Days 61 to 90: scale prudently

Introduce performance tuner and doc writer agent roles. Extend guardrails to include content policy and model version allowlists
Expand interactive evals to include perturbations such as timeouts and partial tool failures
Start cost forecasting by mapping compute budgets to planned work. Report cost per change jointly to engineering and finance leaders

The slight accelerationist thesis

It is tempting to wait because the tools change quickly. Waiting is the wrong move. The path is not to replace engineers. The path is to professionalize supervision. Treat models as first class contributors with specs, guardrails, evals, and KPIs. Put a compute budget next to every feature. Give supervisors the same respect and training that a great staff engineer receives.

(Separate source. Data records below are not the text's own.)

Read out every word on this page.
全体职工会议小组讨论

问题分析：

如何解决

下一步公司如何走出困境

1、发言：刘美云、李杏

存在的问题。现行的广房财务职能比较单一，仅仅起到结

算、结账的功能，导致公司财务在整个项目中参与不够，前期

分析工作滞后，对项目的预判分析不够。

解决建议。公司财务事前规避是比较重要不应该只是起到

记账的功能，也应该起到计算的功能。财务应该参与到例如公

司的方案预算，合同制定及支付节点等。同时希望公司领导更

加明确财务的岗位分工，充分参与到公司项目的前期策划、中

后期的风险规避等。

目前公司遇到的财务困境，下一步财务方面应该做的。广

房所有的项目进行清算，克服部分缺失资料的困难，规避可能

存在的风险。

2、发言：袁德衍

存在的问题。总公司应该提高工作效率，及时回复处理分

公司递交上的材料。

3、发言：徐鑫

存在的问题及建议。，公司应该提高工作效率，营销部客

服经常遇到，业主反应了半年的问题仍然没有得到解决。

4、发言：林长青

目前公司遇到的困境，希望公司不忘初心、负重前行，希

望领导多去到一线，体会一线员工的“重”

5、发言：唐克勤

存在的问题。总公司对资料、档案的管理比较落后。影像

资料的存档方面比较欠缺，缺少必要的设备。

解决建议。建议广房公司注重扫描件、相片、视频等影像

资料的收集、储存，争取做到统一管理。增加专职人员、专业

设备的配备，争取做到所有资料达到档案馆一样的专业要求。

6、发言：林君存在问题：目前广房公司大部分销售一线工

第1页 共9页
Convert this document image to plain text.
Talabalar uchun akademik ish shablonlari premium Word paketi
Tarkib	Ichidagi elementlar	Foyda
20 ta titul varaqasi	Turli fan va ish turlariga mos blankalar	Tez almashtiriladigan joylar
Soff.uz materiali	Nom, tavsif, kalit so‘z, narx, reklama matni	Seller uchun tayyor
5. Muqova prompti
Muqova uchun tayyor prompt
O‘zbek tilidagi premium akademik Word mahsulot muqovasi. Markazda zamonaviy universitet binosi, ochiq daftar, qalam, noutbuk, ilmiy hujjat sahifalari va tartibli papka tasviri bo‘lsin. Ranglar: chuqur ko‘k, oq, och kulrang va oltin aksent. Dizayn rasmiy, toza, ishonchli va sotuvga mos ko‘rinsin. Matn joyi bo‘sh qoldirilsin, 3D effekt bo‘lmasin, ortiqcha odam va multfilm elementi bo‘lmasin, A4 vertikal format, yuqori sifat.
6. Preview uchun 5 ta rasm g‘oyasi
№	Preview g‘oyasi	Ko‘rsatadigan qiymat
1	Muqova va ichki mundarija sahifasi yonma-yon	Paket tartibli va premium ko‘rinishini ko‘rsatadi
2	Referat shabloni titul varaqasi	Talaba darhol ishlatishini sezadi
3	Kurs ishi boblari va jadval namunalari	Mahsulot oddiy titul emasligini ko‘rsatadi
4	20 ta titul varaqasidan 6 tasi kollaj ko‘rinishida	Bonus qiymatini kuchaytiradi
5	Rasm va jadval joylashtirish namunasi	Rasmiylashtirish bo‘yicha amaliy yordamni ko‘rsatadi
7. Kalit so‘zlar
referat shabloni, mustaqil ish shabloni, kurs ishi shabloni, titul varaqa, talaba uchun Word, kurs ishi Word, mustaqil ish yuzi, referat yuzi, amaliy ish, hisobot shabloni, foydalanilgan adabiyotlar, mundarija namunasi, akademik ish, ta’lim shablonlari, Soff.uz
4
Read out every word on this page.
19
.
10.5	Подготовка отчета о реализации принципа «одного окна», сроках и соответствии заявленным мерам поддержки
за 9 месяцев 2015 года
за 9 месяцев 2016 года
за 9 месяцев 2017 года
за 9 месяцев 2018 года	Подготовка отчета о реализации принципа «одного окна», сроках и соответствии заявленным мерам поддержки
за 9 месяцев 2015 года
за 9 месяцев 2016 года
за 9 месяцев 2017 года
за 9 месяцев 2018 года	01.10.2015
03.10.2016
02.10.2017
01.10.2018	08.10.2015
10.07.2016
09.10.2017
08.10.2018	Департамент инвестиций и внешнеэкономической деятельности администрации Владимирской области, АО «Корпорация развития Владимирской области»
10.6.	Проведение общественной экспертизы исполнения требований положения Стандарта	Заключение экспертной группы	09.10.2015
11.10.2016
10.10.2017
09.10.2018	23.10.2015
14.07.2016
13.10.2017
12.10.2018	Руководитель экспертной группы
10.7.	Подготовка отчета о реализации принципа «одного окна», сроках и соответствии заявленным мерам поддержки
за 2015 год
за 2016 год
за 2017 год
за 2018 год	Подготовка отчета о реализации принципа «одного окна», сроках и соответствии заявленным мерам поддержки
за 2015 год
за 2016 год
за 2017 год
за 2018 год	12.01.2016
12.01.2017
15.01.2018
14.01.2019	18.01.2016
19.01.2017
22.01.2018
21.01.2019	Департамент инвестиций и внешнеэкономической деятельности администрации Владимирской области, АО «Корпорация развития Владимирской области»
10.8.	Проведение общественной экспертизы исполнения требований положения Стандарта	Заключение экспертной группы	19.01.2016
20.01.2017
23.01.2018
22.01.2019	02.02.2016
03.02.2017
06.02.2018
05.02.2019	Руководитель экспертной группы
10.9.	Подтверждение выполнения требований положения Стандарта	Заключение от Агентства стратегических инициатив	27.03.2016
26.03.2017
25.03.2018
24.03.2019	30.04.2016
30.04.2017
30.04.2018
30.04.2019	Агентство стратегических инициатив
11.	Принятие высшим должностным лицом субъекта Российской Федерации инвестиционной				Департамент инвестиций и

Teams that keep coding in the artisanal style will still ship, but their velocity will stall where humans become the bottleneck for rote work, where guardrails remain ad hoc, and where evals are a unit test suite pretending to be a safety net. Teams that move supervision to the foreground will outlearn and outdeliver them.

A closing picture

In mid October 2025, the conversation changed because two threads converged. An AI lab said aloud that many of its teams already live in this future. A major platform vendor shipped a toolchain that expects you to live there too. If your organization builds software, the real choice is whether you will design your supervision system on purpose or let it emerge by accident. One path yields speed with control. The other yields surprises.

The Supervisor Era rewards teams that make hidden work visible and subjective decisions measurable. It turns specs into the currency of progress and compute budgets into the language of planning. If you want an advantage, start acting like a supervisor and teach your team to do the same. The code will follow.